BBC News, Kabul
Walking through central Kabul one day, I felt a little tug at the back of my thick winter coat.
I turned and looked down and saw a little girl with a serious face asking for money.
She was about five years old, dressed in old unwashed clothes and wearing plastic flip-flops.
I gave her the equivalent of $1 (£0.70).
Her face lit up with a luminous smile of delight.
"Tashakur, tashakur [thank you, thank you]," she said and skipped off back down the street to her mother, turning several times and waving and shouting tashakur again and again.
I met more children in Paghman, a village in the Kabul suburbs.
They were young boys rushing about in a small park, playing hide and seek, crouching down behind concrete benches or hiding behind trees and letting out yelps of pleasure when they narrowly avoided being caught.
Four of them spotted me and came over and asked me to take a photograph. I showed them the image on the screen on my camera. "Taskakur, tashakur."
Later, as the sun sank behind a mountain covered with fresh snow, the same boys were shivering.
Thousands of foreign troops have been in Afghanistan since the Americans drove the Taleban away after the 11 September attacks on the US in 2001.
"What have they done for us all this time?" Hassan, 18, demanded of me. "I can't even get a job."
And then his eyes filled with tears of frustration and anger.
"Why does it have to be like this?" he asked. "Why is my country so miserable?"
On the road into Kabul from Jalalabad - on the dangerous route from Pakistan and the Khyber Pass - I sat on a woven plastic mat drinking green tea from glass cups with a group of lorry drivers.
They carry containers with supplies and equipment for the US military.
They told me they had been shot at often. One of their friends had been shot dead.
But despite working for the Americans, these drivers have no protection, no military escort.
They laughed and joked as they talked.
"How do you manage to be so cheerful?" I asked.
"We are happy because we made it, because we're still alive," they replied.
The international forces say they have significantly improved life for most Afghans since 2001
There are dozens of new roads, for example. And, according to the British Government, millions of children have been enrolled in new or reconstructed schools.
But many of the main avenues in and out of Kabul - and some of the wide streets near the city centre - are pitted with potholes and turn into rough tracks with clouds of dust billowing into homes and shops whenever a vehicle passes.
And those schools? Children enrolled in school is not the same as children turning up for class.
Numerous schools are padlocked and empty.
Many parents are afraid to let their children - especially their daughters - go to school amid reports of schoolgirls being attacked by the Taleban, with acid thrown in their faces.
And aid workers in Afghanistan say many of the new schools do not have one very basic requirement - teachers.

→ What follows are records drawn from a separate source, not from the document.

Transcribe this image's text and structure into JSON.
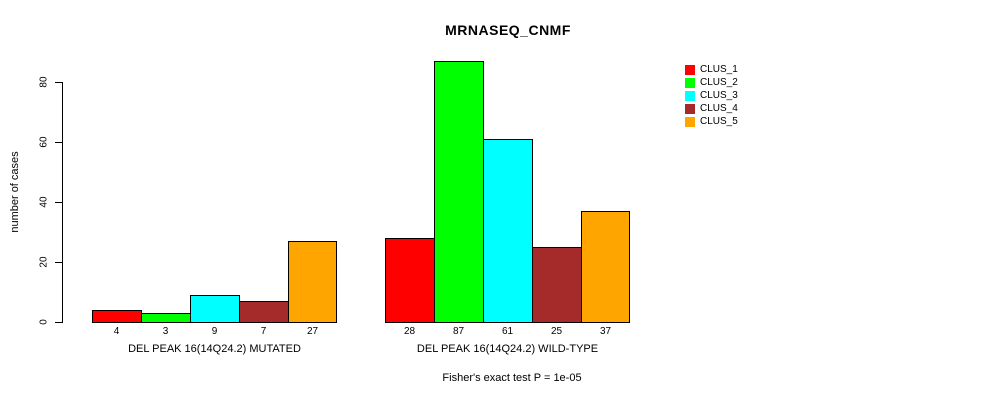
{
  "chart_data": {
    "type": "bar",
    "title": "MRNASEQ_CNMF",
    "ylabel": "number of cases",
    "xlabel": "",
    "annotation": "Fisher's exact test P = 1e-05",
    "yticks": [
      0,
      20,
      40,
      60,
      80
    ],
    "ylim": [
      0,
      87
    ],
    "grid": false,
    "legend_position": "right",
    "series_names": [
      "CLUS_1",
      "CLUS_2",
      "CLUS_3",
      "CLUS_4",
      "CLUS_5"
    ],
    "series_colors": [
      "#FF0000",
      "#00FF00",
      "#00FFFF",
      "#A52A2A",
      "#FFA500"
    ],
    "groups": [
      {
        "label": "DEL PEAK 16(14Q24.2) MUTATED",
        "values": [
          4,
          3,
          9,
          7,
          27
        ]
      },
      {
        "label": "DEL PEAK 16(14Q24.2) WILD-TYPE",
        "values": [
          28,
          87,
          61,
          25,
          37
        ]
      }
    ]
  }
}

Afghanistan is also riddled with corruption.
A British MP and former junior foreign minister with responsibility for Afghanistan, Kim Howells, recently complained that the country is "corrupt from top to bottom", and suggested the British Government should stop treating President Karzai's government with kid gloves.
A Kabul doctor, Abdel Hakim, told me Kim Howells was right. I asked him if he had encountered corruption himself.
"Oh yes," he replied, "simply to get a job in a hospital or at the health ministry, I have to pay a shirini, a sweetener."
And everyone I met - everyone - said they would not vote for Hamid Karzai at the elections later this year.
Less than two hours away from Kabul by plane, I had a stopover in Dubai.
Bright lights, dozens of high-rise office blocks, smart beach hotels and impressive eight-lane motorways streaming with opulent cars.
But then, unexpectedly, I was back in the Afghan capital.
One of the films showing at the Dubai International Film Festival was Kabuli Kid, made on location in Kabul.
It is a drama, but it is so authentic it feels like a documentary.
It is about a taxi driver who stops for a woman carrying a baby. She pays up front. She gets out, abandoning her sleeping child on the back seat.
The driver does not notice until his next fare asks him: "Is this your son?"
It is a harrowing and authentic illustration of life in a nation where many babies still do not survive for long.
Despite so-called international assistance for more than seven years now, the number of children who die under the age of five is still one of the highest in the world.
And many of those who survive walk the streets of Kabul tugging at coats begging for money.